In the recent issue of the Archives of American Art Journal (Spring 2017), Daniel Harkett’s compelling essay about citizenship papers found in manuscript collections in the Archives of American Art really spoke to me. He wrote “for the many people in the American art world who fought to become US citizens, the donation of naturalization papers to the Archives surely represented an affirmation. Those documents say, “See, I belong here” – in this country, and in the histories the Archives can be used to tell. At the same time they speak of journeys taken, sometimes across vast geographical and cultural distances.”

This essay brought to my mind the many documents we have in our collections relative to immigration and citizenship. Take, for example, the citizenship papers of Cranbrook’s founder, George Booth, who on April 21, 1887 forever renounced allegiance to Queen Victoria and became an American citizen. The document itself, as Harkett pointed out, “marks of a document being carried in a pocket, unfolded, shown, scrutinized, refolded, and put away.” Tattered and torn, and held together with hardened scotch tape, it tells the story of an American citizen who was often asked to prove his citizenship by virtue of this document.

From the George Gough Booth Papers.

In addition to naturalization papers in our archives, we have other pertinent documents that help tell the immigration story of Cranbrook staff and faculty.
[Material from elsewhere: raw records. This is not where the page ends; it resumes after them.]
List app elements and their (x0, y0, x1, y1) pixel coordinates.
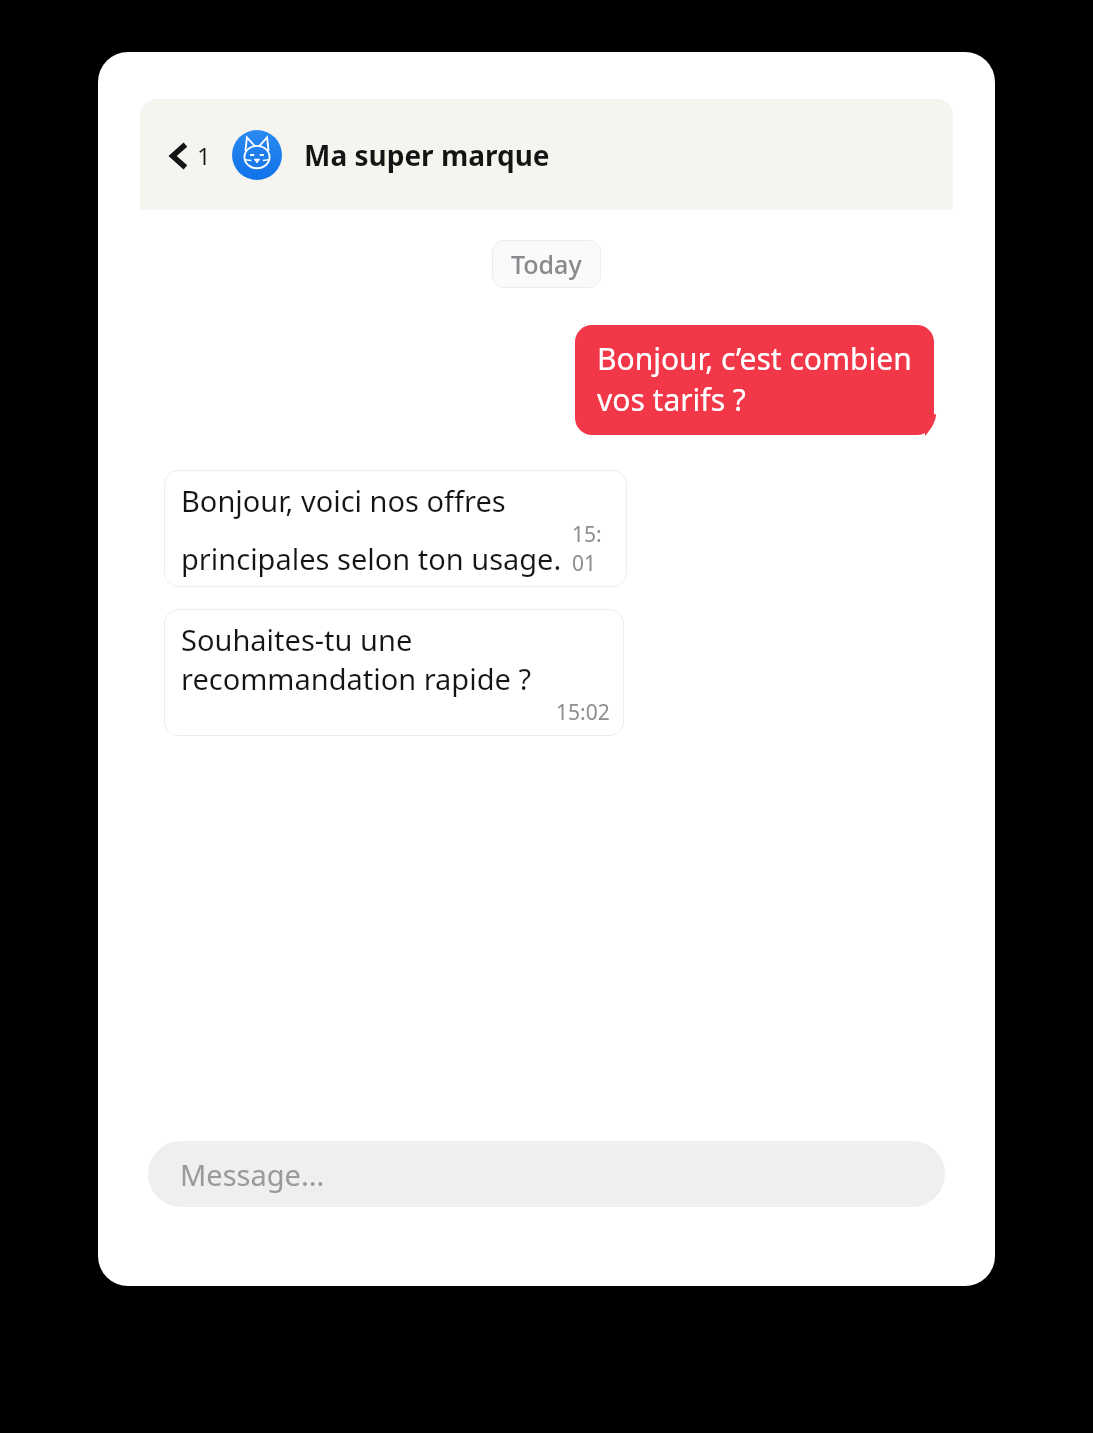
button[interactable]: Bonjour, voici nos offres (164, 470, 627, 587)
button[interactable]: Back (165, 133, 215, 178)
button[interactable]: Bonjour, c’est combien (575, 325, 934, 435)
staticText: vos tarifs ? (597, 379, 746, 420)
staticText: Message... (180, 1155, 325, 1194)
staticText: 1 (197, 139, 211, 172)
button[interactable]: Profile avatar (232, 130, 282, 180)
staticText: Ma super marque (304, 136, 550, 174)
staticText: Bonjour, c’est combien (597, 338, 912, 379)
staticText: recommandation rapide ? (181, 659, 532, 698)
staticText: principales selon ton usage. (181, 539, 562, 578)
button[interactable]: Message... (148, 1141, 945, 1207)
staticText: Souhaites-tu une (181, 620, 413, 659)
button[interactable]: Today (492, 240, 601, 288)
staticText: Today (511, 247, 582, 281)
button[interactable]: Souhaites-tu une (164, 609, 624, 736)
staticText: Bonjour, voici nos offres (181, 481, 506, 520)
staticText: 15:02 (556, 698, 610, 727)
staticText: 15:01 (572, 520, 613, 578)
The letter below speaks to the lengthy process by which the Cranbrook Foundation sought to assist Swedish cabinetmaker Tor Berglund with changing his immigration status from visitor to that of a “non-quota immigrant.” According to immigration laws at the time, Berglund was required to submit proof that he had been employed as a teacher for the two years prior to his employment at Cranbrook. Unfortunately he was denied, as he had worked for the cabinetmaker Carl Malmsten, not as a teacher, but as a cabinetmaker. Ultimately Berglund traveled to the U.S. Embassy in Windsor, Canada where he received a passport that allowed him to further his stay at Cranbrook.

From the Cranbrook Foundation Records.

The third document relates to Kingswood School’s French teacher, Marthe Le Loupp. She had returned home to France for the summer months of 1946. Even though World War II was over, securing travel back to the United States was difficult at best. This letter from the State Department shows that the administration of Kingswood School had inquired about Le Loupp’s safe passage back to the U.S.

From the Kingswood School Records.

Genealogists and family historians are widely considered the biggest users of immigration records, including ship passenger lists, in tracing their family history. But historians and scholars also use these records to study a broad range of immigration themes and archives across the country hold countless immigration records in their collections or are devoted exclusively to immigration topics. Cranbrook’s immigrants have their own stories to tell, which can be discovered through documents in our own collections. As Harkett remarked, these documents “speak of journeys taken, sometimes across vast geographical and cultural distances.”